Офицеры, предлагавшие арестовывать психбольных, не знали — все дело было в санитаре; это он интуитивно понял, что повторяющиеся действия простой работы с землей могут помочь этим людям хоть частично вернуться в мир, и еще там, в доме-интернате, годами учил их работать, сначала в четыре руки, как учат играть на рояле, потом, когда действие медленно осмыслялось, — самостоятельно. Среди сумасшедших был брат этого санитара, говорили, что это наследственное, и он пытался спасти брата, упреждая собственное вероятное безумие; он сумел укоренить в своих подопечных, увязав их с памятью тела, навыки простого труда; но теперь его задумка обернулась уравнением человека и инструмента.
Несколько сумасшедших были бесконвойными — бежать из этих краев можно было, только имея намерение бежать, здесь нельзя было заблудиться, где-нибудь по случайности пропасть, и сумасшедших отпускали легко; этих людей разбирали по домам начальства пилить дрова, носить воду — всем нравились рабочие, рядом с которыми можно было чувствовать себя еще более значительным человеком, чем рядом с обычными зэками; к тому же они не умели ненавидеть начальство, конвой, их семьи, и рядом с сумасшедшими те отдыхали, как отдыхают с собакой или кошкой — в покровительственности и покое.

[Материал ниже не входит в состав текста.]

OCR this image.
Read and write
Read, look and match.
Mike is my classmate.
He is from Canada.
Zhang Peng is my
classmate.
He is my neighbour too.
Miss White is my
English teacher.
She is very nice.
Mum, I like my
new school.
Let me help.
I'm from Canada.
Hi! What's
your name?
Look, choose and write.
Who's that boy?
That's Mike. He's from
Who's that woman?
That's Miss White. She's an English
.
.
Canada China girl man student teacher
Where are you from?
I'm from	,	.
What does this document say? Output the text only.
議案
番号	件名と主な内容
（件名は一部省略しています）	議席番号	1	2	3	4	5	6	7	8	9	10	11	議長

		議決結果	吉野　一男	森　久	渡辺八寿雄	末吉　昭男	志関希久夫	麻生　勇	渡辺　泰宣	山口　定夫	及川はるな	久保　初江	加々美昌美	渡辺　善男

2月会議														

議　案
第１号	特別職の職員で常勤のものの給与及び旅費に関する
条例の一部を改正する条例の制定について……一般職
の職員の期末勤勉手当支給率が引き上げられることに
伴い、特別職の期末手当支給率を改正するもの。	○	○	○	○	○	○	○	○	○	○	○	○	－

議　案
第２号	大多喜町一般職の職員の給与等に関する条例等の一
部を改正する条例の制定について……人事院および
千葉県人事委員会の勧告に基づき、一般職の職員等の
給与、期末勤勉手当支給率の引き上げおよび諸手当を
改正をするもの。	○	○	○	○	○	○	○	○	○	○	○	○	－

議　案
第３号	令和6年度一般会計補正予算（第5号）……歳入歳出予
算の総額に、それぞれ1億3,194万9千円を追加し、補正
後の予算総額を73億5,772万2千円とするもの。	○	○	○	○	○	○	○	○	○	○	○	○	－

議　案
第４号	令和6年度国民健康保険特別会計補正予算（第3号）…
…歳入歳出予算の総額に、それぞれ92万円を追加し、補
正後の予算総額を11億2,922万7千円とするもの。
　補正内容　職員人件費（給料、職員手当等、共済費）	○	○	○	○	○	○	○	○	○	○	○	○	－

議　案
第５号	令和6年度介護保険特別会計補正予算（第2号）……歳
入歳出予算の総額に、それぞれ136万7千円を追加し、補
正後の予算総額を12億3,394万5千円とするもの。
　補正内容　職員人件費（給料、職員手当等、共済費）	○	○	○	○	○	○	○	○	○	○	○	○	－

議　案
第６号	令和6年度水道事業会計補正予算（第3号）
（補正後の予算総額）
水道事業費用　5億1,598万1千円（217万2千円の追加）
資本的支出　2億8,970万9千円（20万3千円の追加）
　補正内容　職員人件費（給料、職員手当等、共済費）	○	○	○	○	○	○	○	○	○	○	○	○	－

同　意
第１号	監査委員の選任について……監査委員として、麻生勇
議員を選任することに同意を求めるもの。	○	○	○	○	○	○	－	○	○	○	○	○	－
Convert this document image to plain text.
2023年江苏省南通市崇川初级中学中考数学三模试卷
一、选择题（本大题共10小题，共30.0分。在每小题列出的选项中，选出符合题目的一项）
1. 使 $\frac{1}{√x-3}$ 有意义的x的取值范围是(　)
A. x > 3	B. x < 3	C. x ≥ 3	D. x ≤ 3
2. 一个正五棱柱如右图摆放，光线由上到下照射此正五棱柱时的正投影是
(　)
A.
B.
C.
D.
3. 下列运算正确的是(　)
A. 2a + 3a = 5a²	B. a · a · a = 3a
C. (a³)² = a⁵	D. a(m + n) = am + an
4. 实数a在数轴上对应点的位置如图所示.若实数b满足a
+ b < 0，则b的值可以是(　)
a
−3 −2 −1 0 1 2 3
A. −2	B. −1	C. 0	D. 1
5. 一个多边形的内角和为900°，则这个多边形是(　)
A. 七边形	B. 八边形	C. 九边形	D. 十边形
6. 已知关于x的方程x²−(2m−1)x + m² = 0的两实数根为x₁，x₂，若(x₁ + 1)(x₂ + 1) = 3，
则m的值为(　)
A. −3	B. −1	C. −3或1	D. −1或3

Приходили сумасшедшие и на квартиру ко Второму деду; его семилетний сын, родившийся около лагеря, ничего, кроме лагеря и лагерного народа, не знавший, неожиданно привязался к ним; один из сумасшедших, чье имя гравер не помнил, был когда-то резчиком по дереву, отцом большого семейства; два или три года он не видел детей. Не сказать чтобы бывший резчик проникся чем-то к мальчику, сыну лагерного начальника, — способность проникаться и переживать он утратил, но пальцы мастерового человека жили своей памятью и вырезали осколком стекла — ножи и бритвы не водились у Безумной бригады — деревянную птичку-свистульку, вырезали машинально, безучастно, словно всякому ребенку — резчик мог еще распознать малый рост — было положено иметь такую птичку.